First, apologies for the blog post drought! It was that kind of summer. It’s good to be back, though, and I hope you’ve been well.
Scatterplots are my favorite visualization type, hands down. From my very first interactive data graphic about The Great One to the most recent visualization below on major league pitchers, I’ve learned a great deal from these Cartesian classics over the years. In this post I’ll show you how to make them even better than the standard ones in Tableau.

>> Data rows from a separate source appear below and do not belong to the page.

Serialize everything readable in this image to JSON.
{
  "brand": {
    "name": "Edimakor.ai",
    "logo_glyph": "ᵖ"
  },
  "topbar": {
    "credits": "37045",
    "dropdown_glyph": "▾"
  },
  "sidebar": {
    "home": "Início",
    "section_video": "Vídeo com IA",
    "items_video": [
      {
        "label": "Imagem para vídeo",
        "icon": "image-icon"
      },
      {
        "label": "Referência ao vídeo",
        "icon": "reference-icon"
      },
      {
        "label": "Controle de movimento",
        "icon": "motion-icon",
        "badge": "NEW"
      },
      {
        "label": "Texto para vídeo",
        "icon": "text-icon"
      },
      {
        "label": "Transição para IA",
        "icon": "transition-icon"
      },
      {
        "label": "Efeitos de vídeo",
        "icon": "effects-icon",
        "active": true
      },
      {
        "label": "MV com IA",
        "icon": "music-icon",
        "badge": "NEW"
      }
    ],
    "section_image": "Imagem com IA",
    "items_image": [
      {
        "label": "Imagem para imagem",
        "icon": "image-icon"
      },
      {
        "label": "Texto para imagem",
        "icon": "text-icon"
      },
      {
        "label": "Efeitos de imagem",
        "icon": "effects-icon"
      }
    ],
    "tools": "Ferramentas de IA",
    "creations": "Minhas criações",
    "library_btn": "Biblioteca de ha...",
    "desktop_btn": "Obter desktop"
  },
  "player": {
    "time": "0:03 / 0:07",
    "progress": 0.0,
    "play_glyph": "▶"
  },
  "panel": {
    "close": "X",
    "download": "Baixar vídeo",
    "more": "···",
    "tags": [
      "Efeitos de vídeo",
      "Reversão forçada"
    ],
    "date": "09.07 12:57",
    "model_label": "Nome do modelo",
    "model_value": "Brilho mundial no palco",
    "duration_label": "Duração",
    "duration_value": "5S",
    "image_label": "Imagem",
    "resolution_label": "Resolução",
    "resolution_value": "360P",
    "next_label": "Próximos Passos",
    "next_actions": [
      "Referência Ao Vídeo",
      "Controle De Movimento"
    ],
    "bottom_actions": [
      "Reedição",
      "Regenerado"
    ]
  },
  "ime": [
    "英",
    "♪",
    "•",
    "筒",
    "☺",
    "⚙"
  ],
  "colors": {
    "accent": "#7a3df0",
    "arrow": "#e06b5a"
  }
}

Recently, Shine Pulikathara published a scatterplot of NFL player heights and weights that included two marginal histograms – one for each axis. I tweeted that I liked it, and Lynn Cherny replied that it’s pretty common to see this kind of thing in R:
@DataRemixed those are pretty common in R plots 🙂
— Lynn Cherny (@arnicas) September 14, 2015
She’s right, and it turns out that it’s also a common convention with other statistical graphing platforms, like Matlab and Plotly. It’s called a Scatterplot with Marginal Histograms. While Tableau has scatterplots and histograms as standard chart types, it doesn’t automatically combine them for you into a single view. The goods news, though, is that it’s fairly easy to combine them using a dashboard with three sheets. There’s only one small trick to make the charts interact the way you want, which I’ll cover below. If you want to follow along, download 2015pitchingstats.xlsx.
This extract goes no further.